Im Rahmen des Projektes „Valles Marineris Explorer – Virtual TestBed“ (VaMEx-VTB) haben Wissenschaftler des Technologie-Zentrums Informatik und Informationstechnik (TZI) der Universität Bremen 40 Quadratkilometer Marslandschaft in der virtuellen Realität konstruiert. Prof. Dr. Zachmann von der Universität Bremen und Dr. Daniel Kühn vom Deutschen Forschungszentrum für Künstliche Intelligenz (DFKI) berichten im Interview mit hitech-campus.de über das Projekt, das Roboter auf dem Mars simuliert.
In dem von Ihnen entwickelten Testumfeld kann der Einsatz von Roboterschwärmen unter den Umweltbedingungen des Mars realistisch simuliert werden. Was ist das Ziel des Projektes VaMEx-VTB?
Zachmann: Mit diesem virtuellen Testbed (VTB) wollen wir eine Plattform für das ganze Vamex-Konsortium bereitstellen, mit der zwei Ziele verfolgt werden sollen. Zum einen kann man damit die verschiedenen Komponenten der Vamex-Mission testen, insbesondere deren Zusammenspiel, was ja gerade in diesem Fall eine besondere Herausforderung darstellt, da alle Komponenten autonom agieren. Zum anderen kann eine gemeinsame Test-Plattform aber auch ein sehr gutes Vehikel sein, um verteilte Entwickler-Teams zusammenzubringen und eine gemeinsame Diskussionsgrundlage zu schaffen.

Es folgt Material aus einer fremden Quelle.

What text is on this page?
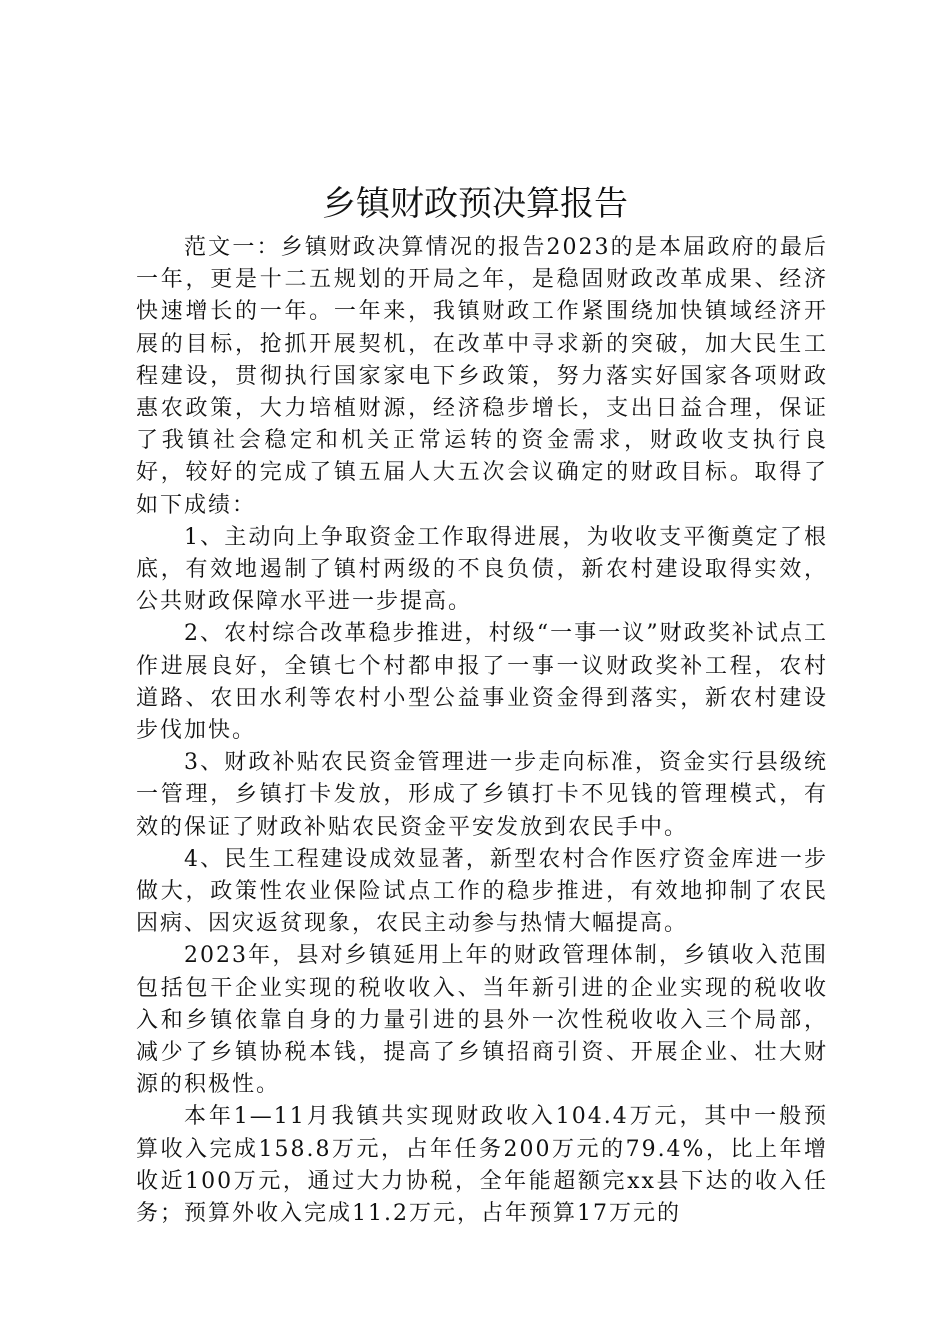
乡镇财政预决算报告

范文一：乡镇财政决算情况的报告2023的是本届政府的最后一年，更是十二五规划的开局之年，是稳固财政改革成果、经济快速增长的一年。一年来，我镇财政工作紧围绕加快镇域经济开展的目标，抢抓开展契机，在改革中寻求新的突破，加大民生工程建设，贯彻执行国家家电下乡政策，努力落实好国家各项财政惠农政策，大力培植财源，经济稳步增长，支出日益合理，保证了我镇社会稳定和机关正常运转的资金需求，财政收支执行良好，较好的完成了镇五届人大五次会议确定的财政目标。取得了如下成绩：

1、主动向上争取资金工作取得进展，为收收支平衡奠定了根底，有效地遏制了镇村两级的不良负债，新农村建设取得实效，公共财政保障水平进一步提高。

2、农村综合改革稳步推进，村级“一事一议”财政奖补试点工作进展良好，全镇七个村都申报了一事一议财政奖补工程，农村道路、农田水利等农村小型公益事业资金得到落实，新农村建设步伐加快。

3、财政补贴农民资金管理进一步走向标准，资金实行县级统一管理，乡镇打卡发放，形成了乡镇打卡不见钱的管理模式，有效的保证了财政补贴农民资金平安发放到农民手中。

4、民生工程建设成效显著，新型农村合作医疗资金库进一步做大，政策性农业保险试点工作的稳步推进，有效地抑制了农民因病、因灾返贫现象，农民主动参与热情大幅提高。

2023年，县对乡镇延用上年的财政管理体制，乡镇收入范围包括包干企业实现的税收收入、当年新引进的企业实现的税收收入和乡镇依靠自身的力量引进的县外一次性税收收入三个局部，减少了乡镇协税本钱，提高了乡镇招商引资、开展企业、壮大财源的积极性。

本年1—11月我镇共实现财政收入104.4万元，其中一般预算收入完成158.8万元，占年任务200万元的79.4%，比上年增收近100万元，通过大力协税，全年能超额完xx县下达的收入任务；预算外收入完成11.2万元，占年预算17万元的
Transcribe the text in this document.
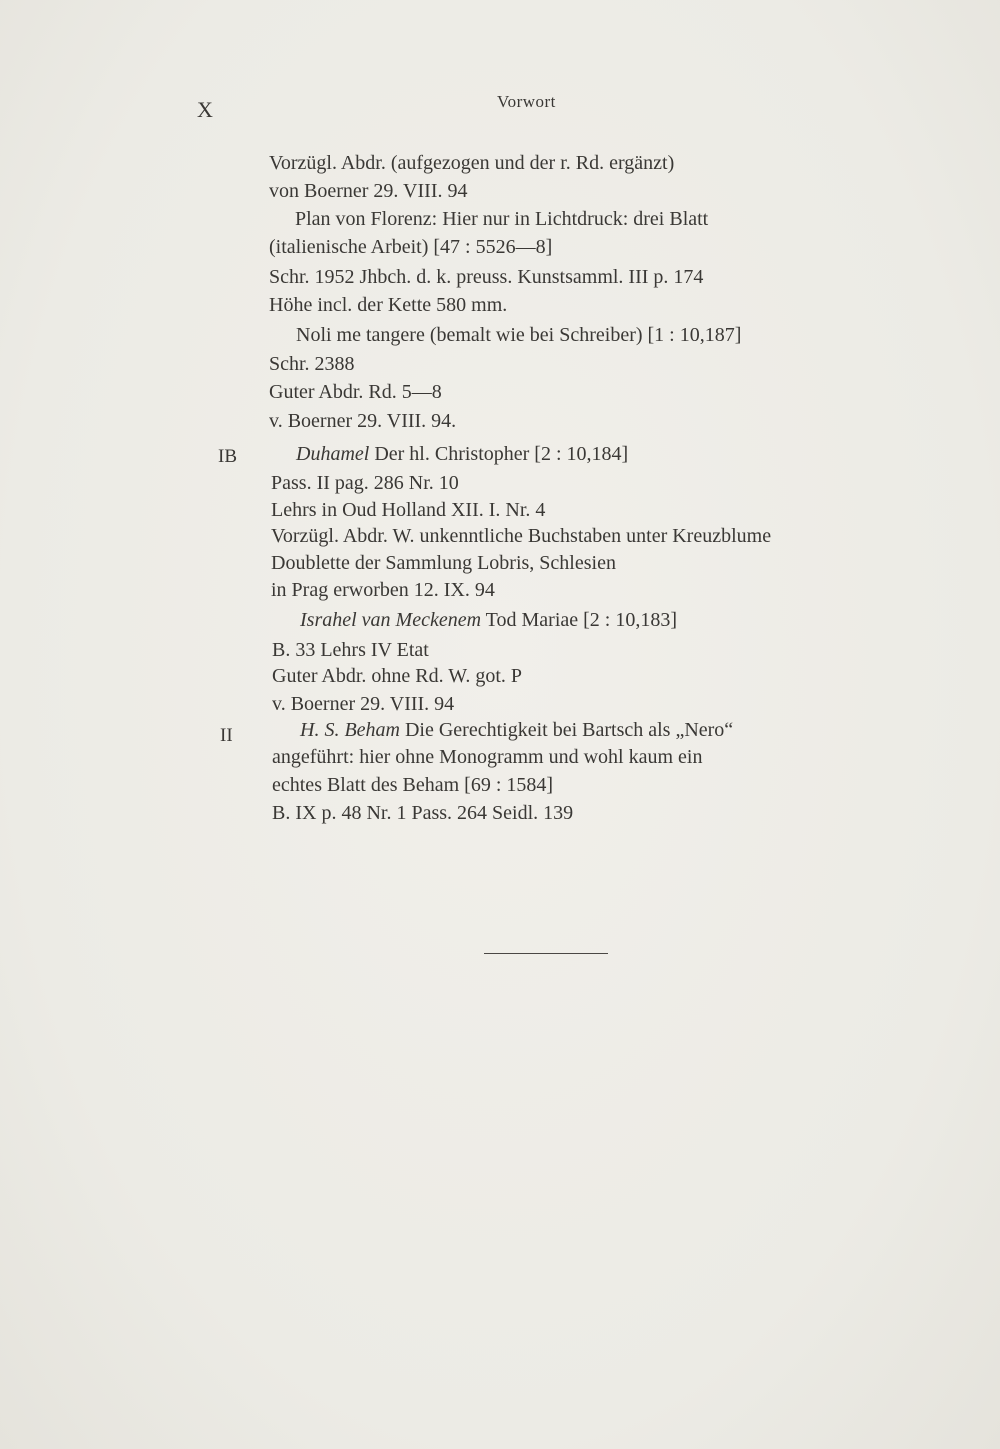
X	Vorwort
Vorzügl. Abdr. (aufgezogen und der r. Rd. ergänzt)
von Boerner 29. VIII. 94
Plan von Florenz: Hier nur in Lichtdruck: drei Blatt
(italienische Arbeit) [47 : 5526—8]
Schr. 1952 Jhbch. d. k. preuss. Kunstsamml. III p. 174
Höhe incl. der Kette 580 mm.
Noli me tangere (bemalt wie bei Schreiber) [1 : 10,187]
Schr. 2388
Guter Abdr. Rd. 5—8
v. Boerner 29. VIII. 94.
IB	Duhamel Der hl. Christopher [2 : 10,184]
Pass. II pag. 286 Nr. 10
Lehrs in Oud Holland XII. I. Nr. 4
Vorzügl. Abdr. W. unkenntliche Buchstaben unter Kreuzblume
Doublette der Sammlung Lobris, Schlesien
in Prag erworben 12. IX. 94
Israhel van Meckenem Tod Mariae [2 : 10,183]
B. 33 Lehrs IV Etat
Guter Abdr. ohne Rd. W. got. P
v. Boerner 29. VIII. 94
II	H. S. Beham Die Gerechtigkeit bei Bartsch als „Nero“
angeführt: hier ohne Monogramm und wohl kaum ein
echtes Blatt des Beham [69 : 1584]
B. IX p. 48 Nr. 1 Pass. 264 Seidl. 139
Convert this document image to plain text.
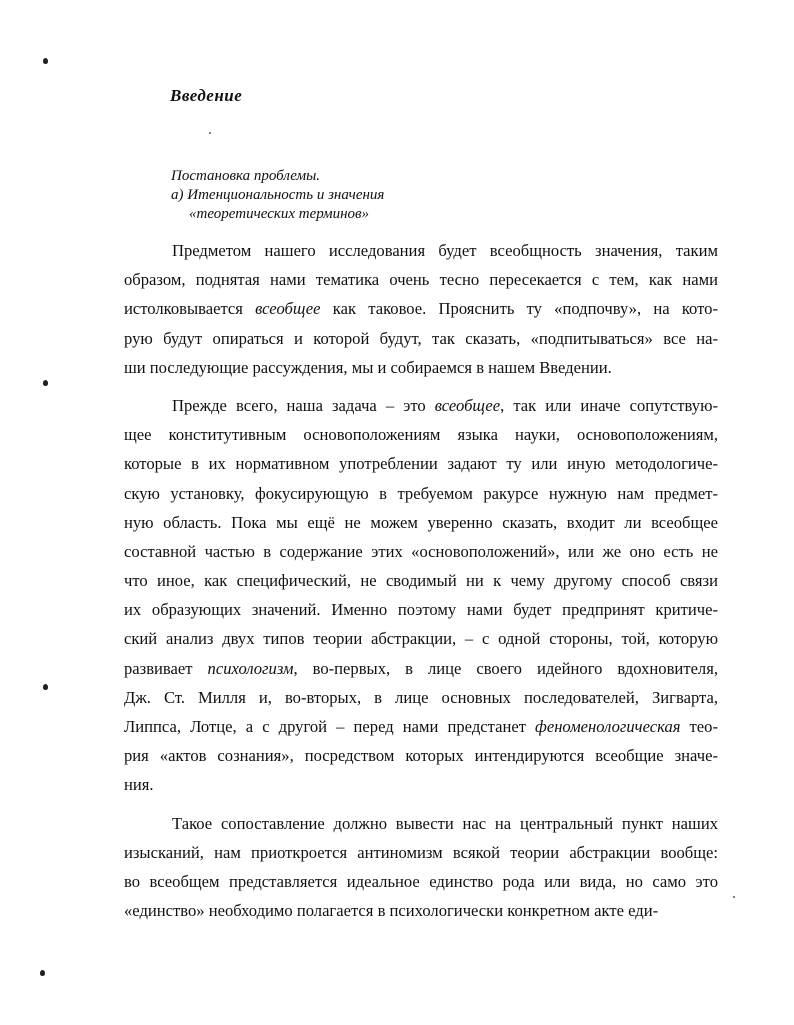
Введение
Постановка проблемы.
а) Итенциональность и значения
«теоретических терминов»
Предметом нашего исследования будет всеобщность значения, таким
образом, поднятая нами тематика очень тесно пересекается с тем, как нами
истолковывается всеобщее как таковое. Прояснить ту «подпочву», на кото-
рую будут опираться и которой будут, так сказать, «подпитываться» все на-
ши последующие рассуждения, мы и собираемся в нашем Введении.
Прежде всего, наша задача – это всеобщее, так или иначе сопутствую-
щее конститутивным основоположениям языка науки, основоположениям,
которые в их нормативном употреблении задают ту или иную методологиче-
скую установку, фокусирующую в требуемом ракурсе нужную нам предмет-
ную область. Пока мы ещё не можем уверенно сказать, входит ли всеобщее
составной частью в содержание этих «основоположений», или же оно есть не
что иное, как специфический, не сводимый ни к чему другому способ связи
их образующих значений. Именно поэтому нами будет предпринят критиче-
ский анализ двух типов теории абстракции, – с одной стороны, той, которую
развивает психологизм, во-первых, в лице своего идейного вдохновителя,
Дж. Ст. Милля и, во-вторых, в лице основных последователей, Зигварта,
Липпса, Лотце, а с другой – перед нами предстанет феноменологическая тео-
рия «актов сознания», посредством которых интендируются всеобщие значе-
ния.
Такое сопоставление должно вывести нас на центральный пункт наших
изысканий, нам приоткроется антиномизм всякой теории абстракции вообще:
во всеобщем представляется идеальное единство рода или вида, но само это
«единство» необходимо полагается в психологически конкретном акте еди-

Ist Ihr Projekt einer der ersten Schritte Richtung Terraforming des Mars?
Zachmann: Dazu ist es noch viel zu früh. Zunächst müssen die geologischen und klimatischen Verhältnisse auf dem Mars noch viel besser verstanden werden. Das langfristige Ziel des Vamex-Projektes als Ganzes ist die Exploration des Mars mit Hilfe von autonom agierenden Schwärmen. Wenn das gelingt, wären wir schon einen sehr großen Schritt weiter.
Für einen möglichen Einsatz auf dem Mars simulieren Sie das Zusammenspiel von weitgehend autonomen Roboterschwärmen. Ein Teil dieser Roboter hat die Form von Affen/Primaten bekommen. Wieso?
Antwort von Dr. Daniel Kühn, Ansprechpartner seitens des Robotics Innovation Center vom DFKI (Deutsches Forschungszentrum für Künstliche Intelligenz) zum Projekt VaMEx-VTB. Das DFKI entwickelte und stellte das im Projekt eingesetzte System.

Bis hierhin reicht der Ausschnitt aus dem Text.